In the last three years, 720 incidents of child sexual abuse have been reported in Kasur alone. There is a palpable climate of fear in Kasur, with many questioning if their sons and daughters are safe out on the streets. In January, these fears bubbled to the surface in Kasur with the outbreak of protests and riots over Zainab’s murder, when hundreds of protesters closed roads and markets. Two people were killed when police opened fire on the demonstrators.
There are lingering fears that the authorities are ill-equipped to deal with such cases—especially when victims or families may not even feel comfortable reporting cases of child sexual abuse to the police themselves. Iftikhar Malik from Children Advocacy Network (CAN) pointed to the lack of resources available to those in Pakistan. “What makes the issue far more complicated [is that] police [are] the primary contact for victims,” he explains.
There is minimal comprehensive government data on the overall level of child abuse in the country, and little government support available for survivors or resources for those who wish to raise awareness of the issue. In conservative Pakistan, the Child Protection Bureau is also unable to speak frankly about issues relating to sex. “There are no provincial programs, or training programs to educate teachers on more than ‘only good touch or bad touch’ which is far too simplistic,” explains Malik. (The ‘good touch bad touch’ resource was originally created by Islamabad-based NGO Rozan to help children differentiate between appropriate or harmful physical contact.)

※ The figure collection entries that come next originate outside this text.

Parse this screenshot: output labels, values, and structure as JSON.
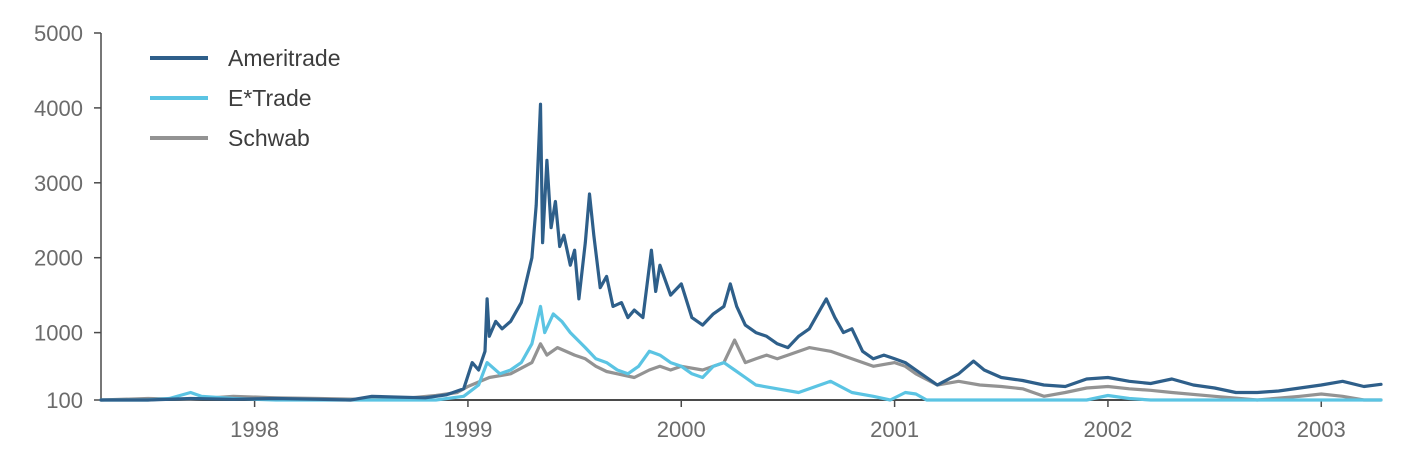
{
  "chart_data": {
    "type": "line",
    "title": "",
    "xlabel": "",
    "ylabel": "",
    "ylim": [
      100,
      5000
    ],
    "y_ticks": [
      100,
      1000,
      2000,
      3000,
      4000,
      5000
    ],
    "xlim": [
      1997.28,
      2003.28
    ],
    "x_ticks": [
      1998,
      1999,
      2000,
      2001,
      2002,
      2003
    ],
    "grid": false,
    "legend": "top-left",
    "series": [
      {
        "name": "Ameritrade",
        "color": "#2e5f8a",
        "points": [
          [
            1997.28,
            100
          ],
          [
            1997.5,
            100
          ],
          [
            1997.7,
            120
          ],
          [
            1997.9,
            110
          ],
          [
            1998.1,
            120
          ],
          [
            1998.3,
            110
          ],
          [
            1998.45,
            100
          ],
          [
            1998.55,
            150
          ],
          [
            1998.65,
            140
          ],
          [
            1998.8,
            130
          ],
          [
            1998.9,
            170
          ],
          [
            1998.98,
            250
          ],
          [
            1999.02,
            600
          ],
          [
            1999.05,
            500
          ],
          [
            1999.08,
            750
          ],
          [
            1999.09,
            1450
          ],
          [
            1999.1,
            950
          ],
          [
            1999.13,
            1150
          ],
          [
            1999.16,
            1050
          ],
          [
            1999.2,
            1150
          ],
          [
            1999.25,
            1400
          ],
          [
            1999.3,
            2000
          ],
          [
            1999.32,
            2700
          ],
          [
            1999.34,
            4050
          ],
          [
            1999.35,
            2200
          ],
          [
            1999.37,
            3300
          ],
          [
            1999.39,
            2400
          ],
          [
            1999.41,
            2750
          ],
          [
            1999.43,
            2150
          ],
          [
            1999.45,
            2300
          ],
          [
            1999.48,
            1900
          ],
          [
            1999.5,
            2100
          ],
          [
            1999.52,
            1450
          ],
          [
            1999.55,
            2200
          ],
          [
            1999.57,
            2850
          ],
          [
            1999.59,
            2300
          ],
          [
            1999.62,
            1600
          ],
          [
            1999.65,
            1750
          ],
          [
            1999.68,
            1350
          ],
          [
            1999.72,
            1400
          ],
          [
            1999.75,
            1200
          ],
          [
            1999.78,
            1300
          ],
          [
            1999.82,
            1200
          ],
          [
            1999.86,
            2100
          ],
          [
            1999.88,
            1550
          ],
          [
            1999.9,
            1900
          ],
          [
            1999.95,
            1500
          ],
          [
            2000.0,
            1650
          ],
          [
            2000.05,
            1200
          ],
          [
            2000.1,
            1100
          ],
          [
            2000.15,
            1250
          ],
          [
            2000.2,
            1350
          ],
          [
            2000.23,
            1650
          ],
          [
            2000.26,
            1350
          ],
          [
            2000.3,
            1100
          ],
          [
            2000.35,
            1000
          ],
          [
            2000.4,
            950
          ],
          [
            2000.45,
            850
          ],
          [
            2000.5,
            800
          ],
          [
            2000.55,
            950
          ],
          [
            2000.6,
            1050
          ],
          [
            2000.65,
            1300
          ],
          [
            2000.68,
            1450
          ],
          [
            2000.72,
            1200
          ],
          [
            2000.76,
            1000
          ],
          [
            2000.8,
            1050
          ],
          [
            2000.85,
            750
          ],
          [
            2000.9,
            650
          ],
          [
            2000.95,
            700
          ],
          [
            2001.0,
            650
          ],
          [
            2001.05,
            600
          ],
          [
            2001.1,
            500
          ],
          [
            2001.15,
            400
          ],
          [
            2001.2,
            300
          ],
          [
            2001.3,
            450
          ],
          [
            2001.37,
            620
          ],
          [
            2001.42,
            500
          ],
          [
            2001.5,
            400
          ],
          [
            2001.6,
            360
          ],
          [
            2001.7,
            300
          ],
          [
            2001.8,
            280
          ],
          [
            2001.9,
            380
          ],
          [
            2002.0,
            400
          ],
          [
            2002.1,
            350
          ],
          [
            2002.2,
            320
          ],
          [
            2002.3,
            380
          ],
          [
            2002.4,
            300
          ],
          [
            2002.5,
            260
          ],
          [
            2002.6,
            200
          ],
          [
            2002.7,
            200
          ],
          [
            2002.8,
            220
          ],
          [
            2002.9,
            260
          ],
          [
            2003.0,
            300
          ],
          [
            2003.1,
            350
          ],
          [
            2003.2,
            280
          ],
          [
            2003.28,
            310
          ]
        ]
      },
      {
        "name": "E*Trade",
        "color": "#5bc4e3",
        "points": [
          [
            1997.28,
            100
          ],
          [
            1997.5,
            100
          ],
          [
            1997.6,
            120
          ],
          [
            1997.7,
            200
          ],
          [
            1997.75,
            150
          ],
          [
            1997.9,
            120
          ],
          [
            1998.1,
            100
          ],
          [
            1998.3,
            100
          ],
          [
            1998.5,
            90
          ],
          [
            1998.7,
            70
          ],
          [
            1998.85,
            100
          ],
          [
            1998.98,
            150
          ],
          [
            1999.05,
            300
          ],
          [
            1999.09,
            600
          ],
          [
            1999.15,
            450
          ],
          [
            1999.2,
            500
          ],
          [
            1999.25,
            600
          ],
          [
            1999.3,
            850
          ],
          [
            1999.34,
            1350
          ],
          [
            1999.36,
            1000
          ],
          [
            1999.4,
            1250
          ],
          [
            1999.44,
            1150
          ],
          [
            1999.48,
            1000
          ],
          [
            1999.55,
            800
          ],
          [
            1999.6,
            650
          ],
          [
            1999.65,
            600
          ],
          [
            1999.7,
            500
          ],
          [
            1999.75,
            450
          ],
          [
            1999.8,
            550
          ],
          [
            1999.85,
            750
          ],
          [
            1999.9,
            700
          ],
          [
            1999.95,
            600
          ],
          [
            2000.0,
            550
          ],
          [
            2000.05,
            450
          ],
          [
            2000.1,
            400
          ],
          [
            2000.15,
            550
          ],
          [
            2000.2,
            600
          ],
          [
            2000.25,
            500
          ],
          [
            2000.3,
            400
          ],
          [
            2000.35,
            300
          ],
          [
            2000.45,
            250
          ],
          [
            2000.55,
            200
          ],
          [
            2000.65,
            300
          ],
          [
            2000.7,
            350
          ],
          [
            2000.8,
            200
          ],
          [
            2000.9,
            150
          ],
          [
            2000.98,
            100
          ],
          [
            2001.05,
            200
          ],
          [
            2001.1,
            180
          ],
          [
            2001.15,
            100
          ],
          [
            2001.2,
            50
          ],
          [
            2001.3,
            100
          ],
          [
            2001.4,
            70
          ],
          [
            2001.5,
            50
          ],
          [
            2001.6,
            50
          ],
          [
            2001.7,
            50
          ],
          [
            2001.8,
            50
          ],
          [
            2001.9,
            80
          ],
          [
            2002.0,
            160
          ],
          [
            2002.1,
            120
          ],
          [
            2002.2,
            80
          ],
          [
            2002.3,
            50
          ],
          [
            2002.5,
            20
          ],
          [
            2002.7,
            0
          ],
          [
            2002.9,
            10
          ],
          [
            2003.0,
            5
          ],
          [
            2003.2,
            0
          ],
          [
            2003.28,
            0
          ]
        ]
      },
      {
        "name": "Schwab",
        "color": "#939393",
        "points": [
          [
            1997.28,
            100
          ],
          [
            1997.5,
            120
          ],
          [
            1997.7,
            110
          ],
          [
            1997.9,
            150
          ],
          [
            1998.1,
            130
          ],
          [
            1998.3,
            120
          ],
          [
            1998.5,
            110
          ],
          [
            1998.7,
            120
          ],
          [
            1998.85,
            160
          ],
          [
            1998.95,
            200
          ],
          [
            1999.0,
            280
          ],
          [
            1999.1,
            400
          ],
          [
            1999.2,
            450
          ],
          [
            1999.3,
            600
          ],
          [
            1999.34,
            850
          ],
          [
            1999.37,
            700
          ],
          [
            1999.42,
            800
          ],
          [
            1999.5,
            700
          ],
          [
            1999.55,
            650
          ],
          [
            1999.6,
            550
          ],
          [
            1999.65,
            480
          ],
          [
            1999.7,
            450
          ],
          [
            1999.78,
            400
          ],
          [
            1999.85,
            500
          ],
          [
            1999.9,
            550
          ],
          [
            1999.95,
            500
          ],
          [
            2000.0,
            550
          ],
          [
            2000.1,
            500
          ],
          [
            2000.2,
            600
          ],
          [
            2000.25,
            900
          ],
          [
            2000.3,
            600
          ],
          [
            2000.35,
            650
          ],
          [
            2000.4,
            700
          ],
          [
            2000.45,
            650
          ],
          [
            2000.5,
            700
          ],
          [
            2000.6,
            800
          ],
          [
            2000.7,
            750
          ],
          [
            2000.8,
            650
          ],
          [
            2000.9,
            550
          ],
          [
            2001.0,
            600
          ],
          [
            2001.05,
            550
          ],
          [
            2001.1,
            450
          ],
          [
            2001.2,
            300
          ],
          [
            2001.3,
            350
          ],
          [
            2001.4,
            300
          ],
          [
            2001.5,
            280
          ],
          [
            2001.6,
            250
          ],
          [
            2001.7,
            150
          ],
          [
            2001.8,
            200
          ],
          [
            2001.9,
            260
          ],
          [
            2002.0,
            280
          ],
          [
            2002.1,
            250
          ],
          [
            2002.2,
            230
          ],
          [
            2002.3,
            200
          ],
          [
            2002.5,
            150
          ],
          [
            2002.7,
            100
          ],
          [
            2002.9,
            150
          ],
          [
            2003.0,
            180
          ],
          [
            2003.1,
            150
          ],
          [
            2003.2,
            100
          ],
          [
            2003.28,
            100
          ]
        ]
      }
    ]
  }
}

At Kasur Police Station, District Superintendent Chaudry Saeed Ahmad defends the police handling of the child abuse cases. “In Pakistan’s history, this is the first time that it has been seen in society to this level,” he says of the abuse, adding that the public failed to actively assist the police in their investigation: “The complaints by the society that police were not sensitive enough are unfair because coordination from society was lacking.”
This will come as a scant comfort to those already grieving the loss of their loved ones and are coping with the psychological fallout caused by devastating sexual abuse. At Zainab’s house, I ask Laiba how she has felt since her sister’s death. “There are days [where] it's hard,” she says. “I am afraid to even to go to the bathroom alone.”